For many Nigerians, the memory of being flogged as a child is almost too common to be unusual. For some, it was with a cane; for others, belts, slippers, or anything within reach. The idea was simple: discipline had to sting to be effective. The old saying, “spare the rod and spoil the child,” was often repeated to justify it.
Over time, those harsh lessons became part of childhood folklore, and as adults, many now joke about them, laughing at memories that should be painful and traumatic. But beneath the humour lies a practice that left lasting marks on the body and, more importantly, on the mind.
This culture of corporal punishment is not unique to Nigeria, but here it has been woven deeply into family life and schooling. The World Health Organisation, in a new report, is now warning that the price children pay for such treatment is far heavier than many realise. Rather than shaping better behaviour, it undermines development, damages well-being, and can even alter the brain in ways that carry consequences into adulthood.
Also Read: How the narrative around Nigerian suicides wants to change from criminalising action to caring
The numbers are stark. Globally, around 1.2 billion children under the age of 18 experience some form of corporal punishment at home every year. WHO examined data from 58 countries and found that 17 per cent of children who were punished in the past month had faced its harshest forms, such as being struck on the head, face, or ears, or being hit hard and repeatedly.
Schools, often seen as safe havens, are hardly better. In Africa and Central America, seven out of ten schoolchildren endure corporal punishment during their education. In other regions, such as the Western Pacific, the figure drops to about one in four, but even that is troubling. In Togo, self-reports showed that 77 per cent of children had been punished within a single month. In Sierra Leone, it was 64 per cent.
Etienne Krug, Director at WHO’s Department for Health Determinants, Promotion and Prevention, explained that research offers no evidence of benefits for children, parents, or society. What it does reveal are multiple risks.

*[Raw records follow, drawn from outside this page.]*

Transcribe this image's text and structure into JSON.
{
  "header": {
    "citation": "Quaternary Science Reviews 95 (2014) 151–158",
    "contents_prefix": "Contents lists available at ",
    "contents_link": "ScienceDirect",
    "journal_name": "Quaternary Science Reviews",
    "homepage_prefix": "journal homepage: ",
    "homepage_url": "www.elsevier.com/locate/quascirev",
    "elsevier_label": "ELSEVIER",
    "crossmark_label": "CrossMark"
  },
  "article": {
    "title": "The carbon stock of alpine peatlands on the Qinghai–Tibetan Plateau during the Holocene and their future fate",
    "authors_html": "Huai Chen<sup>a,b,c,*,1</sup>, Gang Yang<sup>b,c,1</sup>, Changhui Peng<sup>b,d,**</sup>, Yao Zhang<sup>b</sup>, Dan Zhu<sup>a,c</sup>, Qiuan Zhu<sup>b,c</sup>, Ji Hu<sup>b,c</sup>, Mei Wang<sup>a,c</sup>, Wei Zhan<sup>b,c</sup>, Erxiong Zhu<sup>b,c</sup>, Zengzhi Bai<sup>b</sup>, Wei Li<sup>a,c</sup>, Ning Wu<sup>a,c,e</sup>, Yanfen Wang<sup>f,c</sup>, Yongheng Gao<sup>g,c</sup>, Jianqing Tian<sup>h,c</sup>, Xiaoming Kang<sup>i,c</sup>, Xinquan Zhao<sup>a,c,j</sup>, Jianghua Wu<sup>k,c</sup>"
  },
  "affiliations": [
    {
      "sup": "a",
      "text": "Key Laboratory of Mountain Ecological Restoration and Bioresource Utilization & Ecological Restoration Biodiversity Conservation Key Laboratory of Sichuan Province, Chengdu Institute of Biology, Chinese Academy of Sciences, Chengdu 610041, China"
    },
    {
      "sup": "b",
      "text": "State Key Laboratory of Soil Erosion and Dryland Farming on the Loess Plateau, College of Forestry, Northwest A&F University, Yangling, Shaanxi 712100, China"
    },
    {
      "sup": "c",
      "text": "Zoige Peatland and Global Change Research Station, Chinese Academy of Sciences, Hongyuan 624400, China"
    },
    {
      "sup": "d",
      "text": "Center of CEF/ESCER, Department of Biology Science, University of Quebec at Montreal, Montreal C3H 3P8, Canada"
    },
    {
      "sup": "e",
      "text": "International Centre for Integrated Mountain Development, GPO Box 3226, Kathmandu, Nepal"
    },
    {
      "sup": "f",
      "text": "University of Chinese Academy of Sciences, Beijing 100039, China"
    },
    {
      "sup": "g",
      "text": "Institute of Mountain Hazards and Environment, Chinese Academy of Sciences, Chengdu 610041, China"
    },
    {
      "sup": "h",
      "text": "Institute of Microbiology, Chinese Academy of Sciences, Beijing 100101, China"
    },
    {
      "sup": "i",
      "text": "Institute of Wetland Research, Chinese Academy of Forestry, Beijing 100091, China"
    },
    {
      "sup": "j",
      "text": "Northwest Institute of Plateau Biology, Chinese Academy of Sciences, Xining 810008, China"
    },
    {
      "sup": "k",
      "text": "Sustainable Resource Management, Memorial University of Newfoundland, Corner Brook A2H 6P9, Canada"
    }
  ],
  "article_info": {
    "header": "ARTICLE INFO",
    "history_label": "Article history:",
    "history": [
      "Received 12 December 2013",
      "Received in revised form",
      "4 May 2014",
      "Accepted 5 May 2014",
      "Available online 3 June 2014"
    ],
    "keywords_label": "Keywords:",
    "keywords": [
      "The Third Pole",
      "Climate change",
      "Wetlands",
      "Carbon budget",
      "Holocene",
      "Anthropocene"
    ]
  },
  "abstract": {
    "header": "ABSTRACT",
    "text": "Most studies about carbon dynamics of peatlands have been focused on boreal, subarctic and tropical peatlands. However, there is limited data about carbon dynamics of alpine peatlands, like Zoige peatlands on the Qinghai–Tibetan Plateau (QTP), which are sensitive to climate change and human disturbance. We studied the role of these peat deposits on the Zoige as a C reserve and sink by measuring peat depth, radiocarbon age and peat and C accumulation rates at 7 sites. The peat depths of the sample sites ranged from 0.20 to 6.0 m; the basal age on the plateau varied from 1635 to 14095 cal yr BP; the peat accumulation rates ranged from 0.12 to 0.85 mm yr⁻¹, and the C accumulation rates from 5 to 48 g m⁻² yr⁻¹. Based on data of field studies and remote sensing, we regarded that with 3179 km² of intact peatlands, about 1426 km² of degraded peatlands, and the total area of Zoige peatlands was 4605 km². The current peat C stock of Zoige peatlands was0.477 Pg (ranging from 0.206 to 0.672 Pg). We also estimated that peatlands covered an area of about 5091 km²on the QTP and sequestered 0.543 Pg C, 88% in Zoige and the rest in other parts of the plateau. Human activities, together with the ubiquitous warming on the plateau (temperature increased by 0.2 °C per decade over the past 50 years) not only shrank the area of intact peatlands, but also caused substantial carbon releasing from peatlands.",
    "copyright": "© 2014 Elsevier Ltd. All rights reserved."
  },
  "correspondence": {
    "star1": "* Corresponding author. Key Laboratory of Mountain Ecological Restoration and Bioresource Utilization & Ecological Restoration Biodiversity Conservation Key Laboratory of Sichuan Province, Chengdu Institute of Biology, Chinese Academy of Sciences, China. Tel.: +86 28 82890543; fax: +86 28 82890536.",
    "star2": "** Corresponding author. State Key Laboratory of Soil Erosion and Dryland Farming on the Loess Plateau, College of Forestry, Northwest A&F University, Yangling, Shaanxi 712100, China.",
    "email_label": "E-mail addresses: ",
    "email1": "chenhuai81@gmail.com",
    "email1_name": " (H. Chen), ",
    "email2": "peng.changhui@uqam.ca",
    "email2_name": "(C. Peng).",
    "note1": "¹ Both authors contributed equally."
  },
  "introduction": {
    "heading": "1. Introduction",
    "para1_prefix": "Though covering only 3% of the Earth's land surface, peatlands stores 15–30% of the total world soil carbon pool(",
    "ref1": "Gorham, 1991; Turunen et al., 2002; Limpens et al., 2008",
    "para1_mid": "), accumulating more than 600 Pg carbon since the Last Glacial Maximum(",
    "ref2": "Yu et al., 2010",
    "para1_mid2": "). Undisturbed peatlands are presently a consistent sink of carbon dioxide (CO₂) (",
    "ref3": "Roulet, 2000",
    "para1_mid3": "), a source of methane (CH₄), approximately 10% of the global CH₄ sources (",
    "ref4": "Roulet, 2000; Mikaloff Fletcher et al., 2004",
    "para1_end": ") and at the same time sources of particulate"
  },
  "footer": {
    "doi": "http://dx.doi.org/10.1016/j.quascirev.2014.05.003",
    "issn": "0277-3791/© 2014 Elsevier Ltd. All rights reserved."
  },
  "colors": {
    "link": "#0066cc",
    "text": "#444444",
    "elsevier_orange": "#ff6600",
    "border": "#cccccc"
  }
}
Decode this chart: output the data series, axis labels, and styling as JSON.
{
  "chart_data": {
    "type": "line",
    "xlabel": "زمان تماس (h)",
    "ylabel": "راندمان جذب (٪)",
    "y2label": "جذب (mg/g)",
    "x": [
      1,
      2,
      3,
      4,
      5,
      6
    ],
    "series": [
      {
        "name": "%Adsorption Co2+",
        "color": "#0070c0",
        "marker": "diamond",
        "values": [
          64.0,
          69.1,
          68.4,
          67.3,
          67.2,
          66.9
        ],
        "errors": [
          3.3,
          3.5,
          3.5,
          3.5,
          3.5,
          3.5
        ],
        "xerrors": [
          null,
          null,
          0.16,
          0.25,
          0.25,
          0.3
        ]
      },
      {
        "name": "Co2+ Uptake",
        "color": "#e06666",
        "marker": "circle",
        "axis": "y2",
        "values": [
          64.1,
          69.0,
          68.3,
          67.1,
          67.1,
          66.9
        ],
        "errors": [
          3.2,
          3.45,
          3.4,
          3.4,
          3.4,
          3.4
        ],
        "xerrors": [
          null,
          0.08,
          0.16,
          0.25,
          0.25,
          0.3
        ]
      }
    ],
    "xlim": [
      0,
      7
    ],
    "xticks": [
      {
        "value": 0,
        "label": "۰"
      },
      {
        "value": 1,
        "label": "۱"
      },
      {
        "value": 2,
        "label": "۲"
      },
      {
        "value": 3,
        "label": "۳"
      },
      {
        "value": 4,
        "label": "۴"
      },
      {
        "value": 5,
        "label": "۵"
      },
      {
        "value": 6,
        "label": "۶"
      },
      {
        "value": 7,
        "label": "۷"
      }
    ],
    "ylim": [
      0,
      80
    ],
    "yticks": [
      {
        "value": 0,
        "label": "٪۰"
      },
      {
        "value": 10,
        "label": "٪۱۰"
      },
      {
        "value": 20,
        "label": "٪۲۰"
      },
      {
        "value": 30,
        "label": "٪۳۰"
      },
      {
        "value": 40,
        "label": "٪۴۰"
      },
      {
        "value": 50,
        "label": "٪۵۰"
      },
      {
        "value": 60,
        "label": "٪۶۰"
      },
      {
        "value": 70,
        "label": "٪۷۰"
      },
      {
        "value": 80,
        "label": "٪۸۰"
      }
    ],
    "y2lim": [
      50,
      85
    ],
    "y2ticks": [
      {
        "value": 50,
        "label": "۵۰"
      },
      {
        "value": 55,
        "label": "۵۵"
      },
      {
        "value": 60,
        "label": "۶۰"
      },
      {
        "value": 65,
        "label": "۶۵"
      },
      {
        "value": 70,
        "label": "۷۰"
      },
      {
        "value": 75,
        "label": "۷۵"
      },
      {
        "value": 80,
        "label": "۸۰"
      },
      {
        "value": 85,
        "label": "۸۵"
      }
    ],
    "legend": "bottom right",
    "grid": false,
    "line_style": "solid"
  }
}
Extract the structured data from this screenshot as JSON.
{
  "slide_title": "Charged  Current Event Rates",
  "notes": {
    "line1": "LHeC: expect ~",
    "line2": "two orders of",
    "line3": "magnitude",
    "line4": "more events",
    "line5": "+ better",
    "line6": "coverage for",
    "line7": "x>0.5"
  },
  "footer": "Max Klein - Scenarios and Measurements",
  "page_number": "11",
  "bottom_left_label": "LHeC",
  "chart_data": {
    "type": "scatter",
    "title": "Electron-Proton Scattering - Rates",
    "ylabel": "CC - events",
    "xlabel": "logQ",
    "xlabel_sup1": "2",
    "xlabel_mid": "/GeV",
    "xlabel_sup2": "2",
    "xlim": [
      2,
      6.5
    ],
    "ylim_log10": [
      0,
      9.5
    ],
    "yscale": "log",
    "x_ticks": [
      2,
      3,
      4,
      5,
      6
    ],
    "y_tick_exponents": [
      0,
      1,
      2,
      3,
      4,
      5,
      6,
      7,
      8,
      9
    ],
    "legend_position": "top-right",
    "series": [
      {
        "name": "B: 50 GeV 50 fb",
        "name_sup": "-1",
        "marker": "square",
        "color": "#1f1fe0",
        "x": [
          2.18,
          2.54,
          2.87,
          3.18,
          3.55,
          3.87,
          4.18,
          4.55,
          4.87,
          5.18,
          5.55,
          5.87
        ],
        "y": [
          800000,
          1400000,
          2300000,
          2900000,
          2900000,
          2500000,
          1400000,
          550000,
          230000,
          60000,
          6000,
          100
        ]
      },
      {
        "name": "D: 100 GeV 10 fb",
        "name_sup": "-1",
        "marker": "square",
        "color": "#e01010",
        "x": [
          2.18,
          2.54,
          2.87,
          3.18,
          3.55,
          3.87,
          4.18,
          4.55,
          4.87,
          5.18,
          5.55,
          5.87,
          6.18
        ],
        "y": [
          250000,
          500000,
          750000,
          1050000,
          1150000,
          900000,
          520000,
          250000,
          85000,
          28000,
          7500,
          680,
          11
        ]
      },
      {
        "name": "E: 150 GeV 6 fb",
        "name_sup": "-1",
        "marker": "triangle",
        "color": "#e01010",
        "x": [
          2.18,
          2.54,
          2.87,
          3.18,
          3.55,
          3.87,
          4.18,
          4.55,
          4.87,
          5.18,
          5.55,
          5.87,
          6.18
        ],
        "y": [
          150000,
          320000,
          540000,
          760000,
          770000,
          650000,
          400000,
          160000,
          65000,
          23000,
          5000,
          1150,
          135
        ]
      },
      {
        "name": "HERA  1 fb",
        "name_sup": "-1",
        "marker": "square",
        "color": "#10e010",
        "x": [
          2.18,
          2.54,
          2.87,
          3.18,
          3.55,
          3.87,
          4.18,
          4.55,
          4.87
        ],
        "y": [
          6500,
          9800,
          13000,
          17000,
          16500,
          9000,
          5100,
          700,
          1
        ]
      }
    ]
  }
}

Beyond bruises and injuries, punishment triggers biological responses that heighten stress hormones and interfere with healthy brain growth. If not stopped, these effects surface later as depression, anxiety, aggression, and sometimes a cycle where victims turn into enforcers of the same violence.
The report notes that some children are more vulnerable than others, those living with disabilities, those whose parents struggle with mental health issues or substance use, and children in societies already weighed down by poverty and discrimination. In places where families are under pressure, hitting often becomes the default, not because it works, but because it is the only tool parents believe they have.
For Nigerians, the findings feel familiar. Generations have been raised to think of beating as a normal part of growth, a way to “straighten” a child. Parents who once received lashes in school or at home see no reason not to lash out the same way at their children.
Add overcrowded classrooms, economic hardship, and lack of parental support, and corporal punishment thrives as the easiest, if harmful, solution. Experts caution, however, that the damage it leaves behind is rarely visible immediately.
Many adults walking around today, laughing at their memories of being caned, may in fact be carrying scars that shaped how they see authority, how they raise their own children, and how they deal with conflict.
WHO is clear that change will not come through laws alone. Legal bans are important, but they must be backed by public education, campaigns to shift cultural beliefs, and support programmes that give parents and teachers healthier alternatives to discipline. The call is for societies to replace fear with guidance, punishment with patience, and the cane with communication.
In Nigeria, the challenge is not only policy but culture. For real progress, there has to be a willingness to break away from long-held assumptions that pain equals respect. If that shift happens, future generations may not have to laugh off their childhood trauma as adults. They could instead remember homes and classrooms that corrected without violence, nurtured growth without fear, and allowed discipline to build, rather than break, their sense of self.